Kamu pernah jadi alasan saya menunda impi. Menghancurkan life plans yang sempat saya gadang-gadang sendiri. Melihatmu berjalan di dua hubungan sekaligus — mempertahankan saya, sementara ikatan lain jalan terus — membuat hati saya sungguh terberangus. Bukan hanya terbakar, saya sempat hangus.
Tapi saya penyintas yang tangguh. Terbukti saya berhasil mengalahkan rasa nyeri itu meski penuh peluh. Saat kelak kita bertemu lagi, tetap akan kamu temukan sungging senyum saya yang penuh. Hati saya sempat kamu tikam, hampir terbunuh. Namun serakan hati itu kini menguatkan saya — hingga ke pembuluh.
Jika kita bertemu lagi nanti, tolong berhenti bertanya apa yang membuat saya sedingin ini. Seharusnya kamu sudah cukup tahu diri. Kamulah yang membuat saya menghantam apapun yang dunia beri tanpa kernyit di dahi kiri. Seakan badan ini punya kemampuan built in untuk memperbaiki diri sendiri.
Barangkali kita memang butuh hancur demi mengerti. Tidak ada sakit yang tak mampu dihadapi.
Jujur saja. Tanpamu, saya pernah menekuk lutut ke dada lalu menangis tanpa henti. Hidup sempat terasa kosong sekali. Ada masa saya terbangun jam 2 pagi, teringat kamu, membayangkan apa yang sedang kamu lakoni. Lalu mengutuk dan menyalahkan diri sendiri. Mengapa karena kurangnya saya kamu harus pergi?
Tapi kini saya mengerti. Atau memang semesta berbaik hati memberikan kesadaran ini. Bukan saya yang tak cukup memberi. Toh jika diingat lagi saya sudah memberikan semua yang wanita bisa tawarkan agar prianya tak pergi. Kamulah yang memang tak bisa mencukupkan diri. Merasa harus mengikuti ingin dalam hati, tanpa peduli ada degup kecil yang bisa tersakiti. Saya tak ingin mendoakanmu agar keburukan menghampiri.
Tapi jika kamu meninggalkan saya dengan mudah sekali, bukan tak mungkin ‘kan rasamu kali ini akan cepat habis seperti suar yang mati?
Ini bukan urusan benci. Jauh pula dari perkara bagaimana kamu menginjak-injak harga diri. Malah karena perlakuanmu yang seenak hati saya mengerti bagaimana perlakuan yang layak saya terima dan beri. Kamu menjadikan saya manusia yang menghargai diri sendiri.
Hati saya kini tak lagi utuh. Karenamu, ada sisinya yang remuk dan rapuh. Tapi tegas saya minta agar kamu tetap menjauh.

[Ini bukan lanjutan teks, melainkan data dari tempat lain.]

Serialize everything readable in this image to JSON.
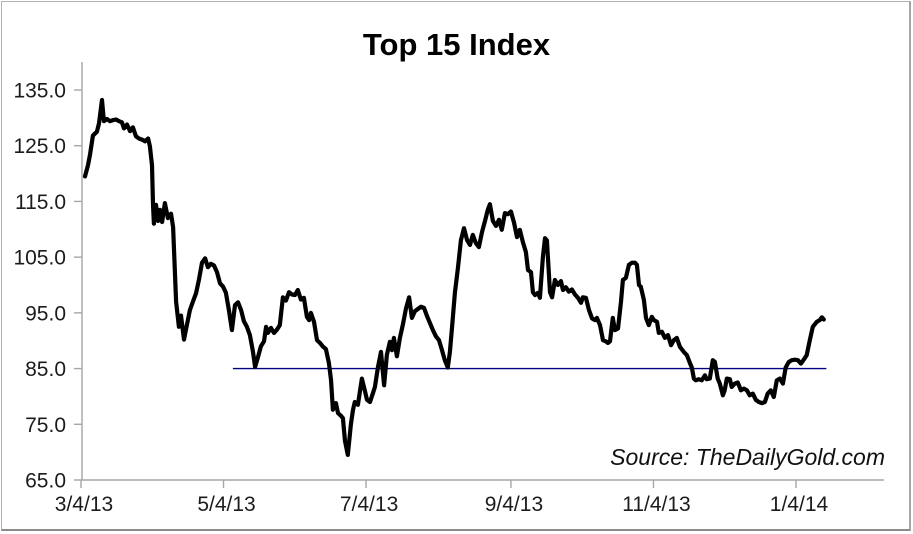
{
  "chart_data": {
    "type": "line",
    "title": "Top 15 Index",
    "source_note": "Source: TheDailyGold.com",
    "xlabel": "",
    "ylabel": "",
    "ylim": [
      65.0,
      135.0
    ],
    "grid": false,
    "legend": "none",
    "x_axis": {
      "tick_labels": [
        "3/4/13",
        "5/4/13",
        "7/4/13",
        "9/4/13",
        "11/4/13",
        "1/4/14"
      ],
      "tick_days": [
        0,
        61,
        122,
        184,
        245,
        306
      ],
      "total_days_shown": 345
    },
    "y_axis": {
      "ticks": [
        135.0,
        125.0,
        115.0,
        105.0,
        95.0,
        85.0,
        75.0,
        65.0
      ],
      "tick_labels": [
        "135.0",
        "125.0",
        "115.0",
        "105.0",
        "95.0",
        "85.0",
        "75.0",
        "65.0"
      ]
    },
    "reference_lines": [
      {
        "value": 85.0,
        "color": "#000080",
        "x_start_day": 65,
        "x_end_day": 319
      }
    ],
    "series": [
      {
        "name": "Top 15 Index",
        "color": "#000000",
        "x_days": [
          1.7,
          3.0,
          3.9,
          5.1,
          6.0,
          6.8,
          7.7,
          9.0,
          9.8,
          11.1,
          12.4,
          13.7,
          15.0,
          16.3,
          17.5,
          18.4,
          19.7,
          21.0,
          22.2,
          23.5,
          24.8,
          26.1,
          27.4,
          28.7,
          29.5,
          30.4,
          30.8,
          31.2,
          32.1,
          33.0,
          33.8,
          34.7,
          35.9,
          37.2,
          38.5,
          39.4,
          40.7,
          41.9,
          42.8,
          44.1,
          45.4,
          46.6,
          47.9,
          49.2,
          50.5,
          51.8,
          53.1,
          54.3,
          55.6,
          56.9,
          58.2,
          59.5,
          60.8,
          62.0,
          63.3,
          64.6,
          65.9,
          67.2,
          68.5,
          69.7,
          71.0,
          72.3,
          73.6,
          74.5,
          75.7,
          77.0,
          78.3,
          79.2,
          80.0,
          81.3,
          82.6,
          83.9,
          85.1,
          86.4,
          87.7,
          89.0,
          90.3,
          91.6,
          92.8,
          94.1,
          95.4,
          96.7,
          97.6,
          98.4,
          99.7,
          101.0,
          102.3,
          103.6,
          104.8,
          106.1,
          107.0,
          107.8,
          109.1,
          110.0,
          111.3,
          112.1,
          113.0,
          114.2,
          115.5,
          116.4,
          117.2,
          118.5,
          119.4,
          120.2,
          121.5,
          122.4,
          123.7,
          124.9,
          125.8,
          127.1,
          128.4,
          129.7,
          130.9,
          132.2,
          133.1,
          133.9,
          135.2,
          136.5,
          137.8,
          139.1,
          140.4,
          141.6,
          142.9,
          144.2,
          145.5,
          146.8,
          148.0,
          149.3,
          150.6,
          151.9,
          153.2,
          154.5,
          155.7,
          157.0,
          157.9,
          158.7,
          160.0,
          161.3,
          162.6,
          163.9,
          165.2,
          166.5,
          167.7,
          169.0,
          170.3,
          171.6,
          172.9,
          174.1,
          175.0,
          176.3,
          177.6,
          178.9,
          180.1,
          181.4,
          182.7,
          184.0,
          185.3,
          186.6,
          187.8,
          189.1,
          190.4,
          191.3,
          192.6,
          193.4,
          194.3,
          195.6,
          196.4,
          197.7,
          198.6,
          199.4,
          200.7,
          201.6,
          202.8,
          204.1,
          205.4,
          206.3,
          207.5,
          208.8,
          210.1,
          211.4,
          212.7,
          214.0,
          214.8,
          216.1,
          217.4,
          218.7,
          220.0,
          220.8,
          222.1,
          223.4,
          224.6,
          225.5,
          226.4,
          227.6,
          228.5,
          229.8,
          231.1,
          231.9,
          233.2,
          234.5,
          235.8,
          237.1,
          237.9,
          238.8,
          239.6,
          240.9,
          241.8,
          243.0,
          244.3,
          245.2,
          246.5,
          247.3,
          248.6,
          249.9,
          251.2,
          252.5,
          253.7,
          255.0,
          256.3,
          258.0,
          259.3,
          260.6,
          261.4,
          262.3,
          263.1,
          264.4,
          265.7,
          267.0,
          267.8,
          269.1,
          270.4,
          271.3,
          272.5,
          273.4,
          274.7,
          275.5,
          276.4,
          277.7,
          278.5,
          279.8,
          281.1,
          282.4,
          283.7,
          285.0,
          286.2,
          287.5,
          288.8,
          290.1,
          291.4,
          292.7,
          293.9,
          295.2,
          296.5,
          297.8,
          299.1,
          300.4,
          301.6,
          302.9,
          304.2,
          305.5,
          306.8,
          308.1,
          309.3,
          310.6,
          311.9,
          313.2,
          314.9,
          316.2,
          317.1,
          317.9
        ],
        "values": [
          119.5,
          121.5,
          123.5,
          126.8,
          127.2,
          127.5,
          129.0,
          133.2,
          129.4,
          129.8,
          129.4,
          129.6,
          129.7,
          129.4,
          129.2,
          128.1,
          128.8,
          127.6,
          128.3,
          126.7,
          126.3,
          126.1,
          125.8,
          126.3,
          124.9,
          121.5,
          114.5,
          111.0,
          114.4,
          111.5,
          113.5,
          111.3,
          114.7,
          112.0,
          112.8,
          110.4,
          97.0,
          92.5,
          94.5,
          90.2,
          93.0,
          95.5,
          97.0,
          98.5,
          101.0,
          104.0,
          104.8,
          103.2,
          103.8,
          103.5,
          102.3,
          100.3,
          99.7,
          98.6,
          95.5,
          91.9,
          96.4,
          96.9,
          95.5,
          93.5,
          92.5,
          91.0,
          88.0,
          85.3,
          87.0,
          89.0,
          89.9,
          92.5,
          91.4,
          92.3,
          91.4,
          92.0,
          92.8,
          97.8,
          97.2,
          98.7,
          98.3,
          98.2,
          99.1,
          97.4,
          97.7,
          94.3,
          93.7,
          95.0,
          93.4,
          90.1,
          89.6,
          88.9,
          88.5,
          86.0,
          83.0,
          77.6,
          78.8,
          77.0,
          76.5,
          76.1,
          72.0,
          69.5,
          75.0,
          77.6,
          79.0,
          78.5,
          81.0,
          83.2,
          81.0,
          79.4,
          79.0,
          80.5,
          81.7,
          85.3,
          88.0,
          82.0,
          87.5,
          89.8,
          88.3,
          90.5,
          87.2,
          90.5,
          93.0,
          95.8,
          97.8,
          94.1,
          95.3,
          95.7,
          96.1,
          95.9,
          94.5,
          93.2,
          91.9,
          90.8,
          90.1,
          88.3,
          86.5,
          85.2,
          88.0,
          91.9,
          98.6,
          103.0,
          108.0,
          110.2,
          108.1,
          107.2,
          109.0,
          107.5,
          106.8,
          109.5,
          111.5,
          113.5,
          114.5,
          111.5,
          110.6,
          111.7,
          109.9,
          112.9,
          112.7,
          113.2,
          111.2,
          108.6,
          109.9,
          107.7,
          105.9,
          102.7,
          102.3,
          98.7,
          98.2,
          98.6,
          97.7,
          105.0,
          108.4,
          108.0,
          98.7,
          97.8,
          100.9,
          100.0,
          100.7,
          99.1,
          99.6,
          98.8,
          99.2,
          98.3,
          97.7,
          96.8,
          97.8,
          97.7,
          95.5,
          94.0,
          93.7,
          94.1,
          92.8,
          90.1,
          89.9,
          89.6,
          89.9,
          94.1,
          91.9,
          92.2,
          97.0,
          100.9,
          101.3,
          103.6,
          104.0,
          104.0,
          103.6,
          100.0,
          99.7,
          97.3,
          94.1,
          92.8,
          94.3,
          93.7,
          93.4,
          91.4,
          91.6,
          90.5,
          91.0,
          89.2,
          90.1,
          90.5,
          88.9,
          88.0,
          87.4,
          86.0,
          85.2,
          83.2,
          82.9,
          83.1,
          82.9,
          83.8,
          83.1,
          83.2,
          86.5,
          86.2,
          83.2,
          82.3,
          80.2,
          81.1,
          83.2,
          83.1,
          81.7,
          82.3,
          82.5,
          81.1,
          81.4,
          81.1,
          80.2,
          80.5,
          79.4,
          79.0,
          78.8,
          79.0,
          80.5,
          81.1,
          79.9,
          82.9,
          83.2,
          82.3,
          85.2,
          86.2,
          86.5,
          86.6,
          86.5,
          85.9,
          86.6,
          87.4,
          90.1,
          92.5,
          93.4,
          93.7,
          94.2,
          93.8
        ]
      }
    ]
  }
}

Kamu bukan lagi orang yang kini saya masukkan dalam kompartemen “butuh”. Bukan juga pribadi yang mati-matian saya pertahankan komitmen bersamanya agar tak dihantam jenuh. Ikhlas, saya biarkan tumpukan kenangan dan rasa sakit itu jatuh. Episode kita yang kertasnya keriting karena perlakuan burukmu sudah saya buang jauh-jauh.
Saat nanti kita bertemu dan kamu merasa tak mengenal saya lagi, jangan heran apa yang membuat saya seperti ini. Kamulah yang dulu menyerak hati sampai hampir tak ada yang tersisa lagi. Seharusnya kamu cukup tahu diri.
Sekarang, silakan berkemas. Pintu keluar selamanya ada di sisi kiri.